Cover

Auf der letzten Treppenstufe der Bäckerei kam Hubert ins Stolpern und fiel krachend in Helgas Leben ein.
Plötzlich und unerwartet.
Es war ein Einschlag.
Sie wussten beide, dass sie sich wiedersehen müssen. Am Nachmittag auf ein Kaffee.
Und dann wieder und wieder.

***

Schweigend saßen sie am Frühstückstisch. Helga knabberte an ihrem Brötchen.
Das erste mal seit Jahren war sie darüber erleichtert, dass die Zeitung ihren gemeinsamen Blick versperrte. Aber sie musste mit Alfred reden.
Es war etwas passiert.

Alfred 78, Helga 66.
Unzählige gemeinsame Ehejahre hatten sie in Freud und Leid verbracht.
Das Leben musste nun nur noch gemeinsam zu Ende gelebt werden.
Seite an Seite.
Hatten sie gedacht.
Er mehr als sie.
Sie hatte sich nur gefügt. Wurde langsamer, obwohl es noch schneller ging, steckte zurück und fing viel zu früh an, zu verblühen. Sie ließ es geschehen an der Seite ihres Mannes. Aus Liebe.
Und plötzlich kam noch einmal einer daher, der stramm vor ihr stehen blieb.
Einer, der liebenswürdig, sprachgewandt und aufmerksam war.
Einer, der sie auf Händen tragen wollte.
Was für ein Gewinn deutete sich da für sie an.
Was für eine Regung spielte sich da in ihrer Körpermitte ab.
Nein, das konnte sie nicht ignorieren.
Das musste sie noch mal ausprobieren.
Aber konnte sie sich auf ihre Gefühle verlassen?
Durfte sie das Alfred antun?
Ihrem Alfred.
Der mit ihr in Ruhe sein Leben zu Ende leben wollte.
Der von ihr in Ruhe gelassen werden wollte.
Der sie in Ruhe ließ.

Helga war hin und hergerissen. Sie fand keine Worte am Frühstückstisch und überhaupt.
Ausgerechnet Alfred brach das Schweigen.
Er fragte, was los sei? Er fand, dass sie sich verändert hätte, mehr Zeit im Bad verbrachte, wieder angefangen hätte zu summen und irgendwie jünger aussehe.
Er fragte laut und deutlich, was das zu bedeuten hätte?
Helga war gerührt, dass er es überhaupt wahrnahm.

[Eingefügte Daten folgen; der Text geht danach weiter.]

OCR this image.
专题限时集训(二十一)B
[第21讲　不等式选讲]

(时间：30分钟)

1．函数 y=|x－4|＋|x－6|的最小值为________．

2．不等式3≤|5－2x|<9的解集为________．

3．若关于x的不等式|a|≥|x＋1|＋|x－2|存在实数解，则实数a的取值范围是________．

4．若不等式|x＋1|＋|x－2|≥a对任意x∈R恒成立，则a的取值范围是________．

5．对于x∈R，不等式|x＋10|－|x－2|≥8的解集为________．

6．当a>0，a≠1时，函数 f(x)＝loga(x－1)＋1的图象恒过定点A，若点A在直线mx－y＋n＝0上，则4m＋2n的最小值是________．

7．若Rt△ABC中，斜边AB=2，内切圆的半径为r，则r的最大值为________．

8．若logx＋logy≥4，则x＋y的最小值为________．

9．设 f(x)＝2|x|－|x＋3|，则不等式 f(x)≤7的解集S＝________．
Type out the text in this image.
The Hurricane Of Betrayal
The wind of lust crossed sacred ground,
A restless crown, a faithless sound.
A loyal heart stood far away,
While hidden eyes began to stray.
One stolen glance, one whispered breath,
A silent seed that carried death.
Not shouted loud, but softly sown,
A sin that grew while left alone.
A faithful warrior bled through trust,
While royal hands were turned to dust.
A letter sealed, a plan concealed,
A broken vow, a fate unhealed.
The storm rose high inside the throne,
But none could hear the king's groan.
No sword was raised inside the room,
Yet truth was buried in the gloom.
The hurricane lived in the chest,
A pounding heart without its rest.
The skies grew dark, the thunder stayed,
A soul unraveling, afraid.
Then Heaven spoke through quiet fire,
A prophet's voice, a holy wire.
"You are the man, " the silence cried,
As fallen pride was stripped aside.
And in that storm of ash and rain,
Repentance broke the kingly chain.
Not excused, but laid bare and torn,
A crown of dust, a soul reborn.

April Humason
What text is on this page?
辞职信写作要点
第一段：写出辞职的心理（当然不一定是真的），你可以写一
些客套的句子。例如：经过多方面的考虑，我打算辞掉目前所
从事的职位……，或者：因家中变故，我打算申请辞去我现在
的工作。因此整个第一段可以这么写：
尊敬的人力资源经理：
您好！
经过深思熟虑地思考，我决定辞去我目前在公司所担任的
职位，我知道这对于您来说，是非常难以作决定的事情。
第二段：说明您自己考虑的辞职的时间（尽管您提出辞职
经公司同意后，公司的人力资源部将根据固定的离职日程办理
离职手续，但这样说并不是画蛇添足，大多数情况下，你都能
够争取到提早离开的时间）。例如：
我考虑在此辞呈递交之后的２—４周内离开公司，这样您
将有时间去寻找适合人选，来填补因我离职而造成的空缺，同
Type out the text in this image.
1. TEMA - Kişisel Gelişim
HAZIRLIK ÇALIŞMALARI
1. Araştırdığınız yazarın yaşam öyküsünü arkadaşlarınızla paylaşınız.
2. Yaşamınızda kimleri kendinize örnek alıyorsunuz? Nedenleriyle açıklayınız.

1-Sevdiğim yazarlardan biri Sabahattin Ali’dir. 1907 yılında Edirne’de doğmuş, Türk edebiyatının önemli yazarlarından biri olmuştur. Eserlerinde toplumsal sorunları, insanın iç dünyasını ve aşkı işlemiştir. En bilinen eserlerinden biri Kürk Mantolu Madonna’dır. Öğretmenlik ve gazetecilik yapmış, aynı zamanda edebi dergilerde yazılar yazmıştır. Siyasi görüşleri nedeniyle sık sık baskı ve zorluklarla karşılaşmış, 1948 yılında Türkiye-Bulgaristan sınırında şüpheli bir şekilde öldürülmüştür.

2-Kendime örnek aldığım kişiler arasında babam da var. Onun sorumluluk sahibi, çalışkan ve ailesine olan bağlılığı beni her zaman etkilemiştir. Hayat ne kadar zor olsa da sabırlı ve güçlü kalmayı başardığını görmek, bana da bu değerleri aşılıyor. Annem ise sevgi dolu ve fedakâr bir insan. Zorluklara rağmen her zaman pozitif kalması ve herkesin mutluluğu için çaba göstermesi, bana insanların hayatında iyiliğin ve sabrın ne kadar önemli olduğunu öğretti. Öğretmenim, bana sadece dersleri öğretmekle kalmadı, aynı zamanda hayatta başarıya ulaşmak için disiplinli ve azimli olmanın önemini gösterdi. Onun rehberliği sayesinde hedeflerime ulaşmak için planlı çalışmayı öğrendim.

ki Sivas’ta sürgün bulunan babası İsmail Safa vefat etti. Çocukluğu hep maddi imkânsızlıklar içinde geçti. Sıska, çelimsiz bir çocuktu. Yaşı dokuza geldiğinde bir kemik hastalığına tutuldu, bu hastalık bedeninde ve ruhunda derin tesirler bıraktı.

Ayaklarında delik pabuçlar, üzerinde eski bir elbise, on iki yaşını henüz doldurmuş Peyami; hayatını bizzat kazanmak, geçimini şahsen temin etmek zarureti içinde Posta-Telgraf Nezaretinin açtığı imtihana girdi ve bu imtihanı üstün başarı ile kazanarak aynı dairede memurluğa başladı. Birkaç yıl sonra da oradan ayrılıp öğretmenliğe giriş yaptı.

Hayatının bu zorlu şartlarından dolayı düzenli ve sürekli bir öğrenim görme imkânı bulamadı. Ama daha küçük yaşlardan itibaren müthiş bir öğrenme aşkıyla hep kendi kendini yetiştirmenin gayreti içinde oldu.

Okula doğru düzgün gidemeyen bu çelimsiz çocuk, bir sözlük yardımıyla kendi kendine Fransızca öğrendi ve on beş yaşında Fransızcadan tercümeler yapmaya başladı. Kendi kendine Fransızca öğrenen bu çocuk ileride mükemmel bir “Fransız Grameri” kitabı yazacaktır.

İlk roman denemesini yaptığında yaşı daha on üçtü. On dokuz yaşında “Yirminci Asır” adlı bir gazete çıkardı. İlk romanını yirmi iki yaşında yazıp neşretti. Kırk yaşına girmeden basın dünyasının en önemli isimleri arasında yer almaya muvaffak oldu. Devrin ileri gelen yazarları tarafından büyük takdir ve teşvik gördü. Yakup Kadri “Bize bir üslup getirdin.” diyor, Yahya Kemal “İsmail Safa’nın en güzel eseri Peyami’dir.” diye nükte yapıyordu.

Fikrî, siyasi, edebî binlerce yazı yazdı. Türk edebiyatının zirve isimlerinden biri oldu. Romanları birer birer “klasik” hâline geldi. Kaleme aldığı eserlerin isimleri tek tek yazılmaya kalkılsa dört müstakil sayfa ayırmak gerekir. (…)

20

Das hätte sie ihm gar nicht zugetraut. Aber gerade das machte sie unheimlich traurig.
Denn sie hatte sich verliebt.
Das musste sie ihm nun sagen nach der ganzen Fragerei. Es sei einfach so passiert, sie könne nichts dagegen machen, gegen ihre Gefühle, sagte sie. Es täte ihr so furchtbar leid.
Papperlapapp. Verliebt. Das sei doch lächerlich, brüllte Alfred. Lächerlich in ihrem Alter und egoistisch obendrein. Jawohl.
Und dann blieb er still.
Sagte nichts mehr.
Und wollte auch nichts mehr hören.

Dachte sie käme von alleine wieder zur Vernunft.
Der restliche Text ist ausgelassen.